Hopefully it will be affordable. As in Megrez or Titan prices, not Pioneer.
Single core performance is about what you say. But multi-core performance is much better. The K3 scores higher than a 2017 Macbook Air for multi-core on Geekbench 6.
And the K3 can take 32 GB of DDR5 and run a decent-sized LLM, which is not something you are doing on an a 5-10 year old laptop. In addition to the vector instructions, the built-in video codec acceleration and hypervisor stuff make for quite a modern feature-set.
The K3 is still too slow to be a desktop system for most people but there are some of us who would already be ok with it.
As for pricing, it is hard to find info. But it seems like around $200 may be possible for the Jupiter2.
Yes, I've been using a K3 for a few weeks now.

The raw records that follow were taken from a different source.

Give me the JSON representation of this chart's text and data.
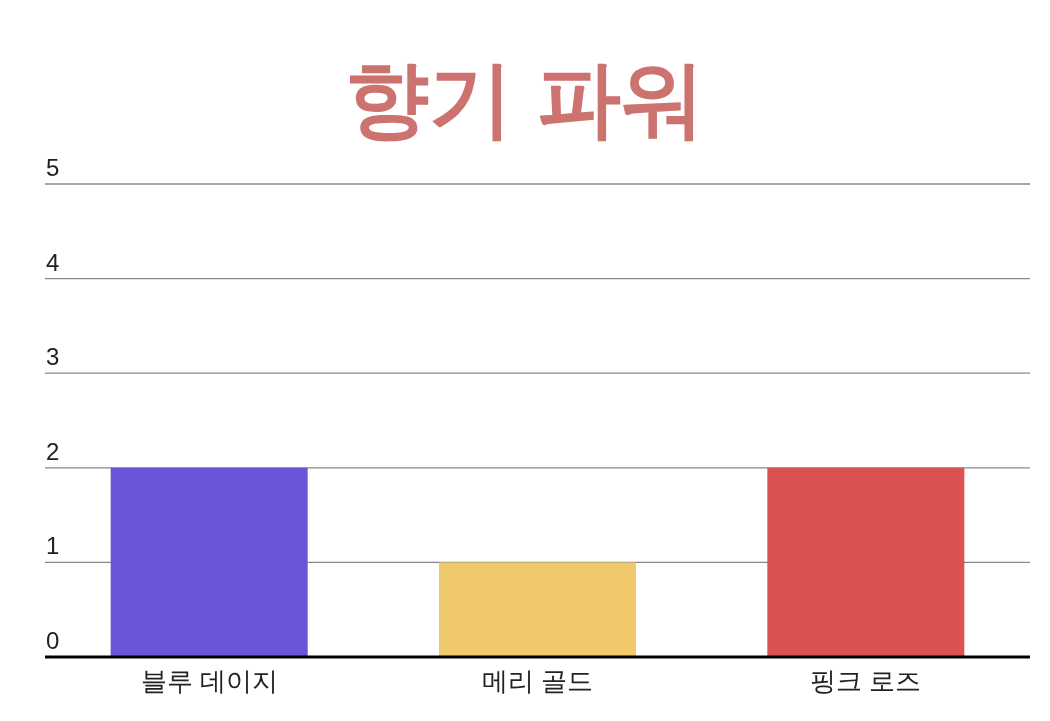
{
  "chart_data": {
    "type": "bar",
    "title": "향기 파워",
    "categories": [
      "블루 데이지",
      "메리 골드",
      "핑크 로즈"
    ],
    "values": [
      2,
      1,
      2
    ],
    "colors": [
      "#6a55d9",
      "#efc96b",
      "#d95353"
    ],
    "ylim": [
      0,
      5
    ],
    "yticks": [
      0,
      1,
      2,
      3,
      4,
      5
    ],
    "grid": "y"
  }
}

It's quite pleasant, and if I use all 16 cores (8x X100 and 8x A100) then it builds a Linux kernel almost 3x faster than my one year old Milk-V Megrez and almost 5x faster than K1.
It's also great that it's now faster than a recent high end x86 with a lot of cores running QEMU.
Note that the all-cores K3 result is running a distccd on each cluster, which adds quite a bit of overhead compared to a simple `make` on local cores. All the same it shaves 2.5 minutes off. In theory, doing Amdahl calculation on the X100 and A100 times, it might be possible to get close to 11m50s with a more efficient means of using heterogenous cores, but distcc was easy to do.
RISC-V SBC single-core performance has been better than x86+QEMU since the VisionFive 2 (or HiFive Unmatched) but we didn't have enough cores unless you spent $2500 for a Pioneer.
I thought that's what OpenClaw already is -- it can use a local LLM if you have one, but doesn't have to. If it's intrinsically heavy that's only because it's Javascript running in node.js.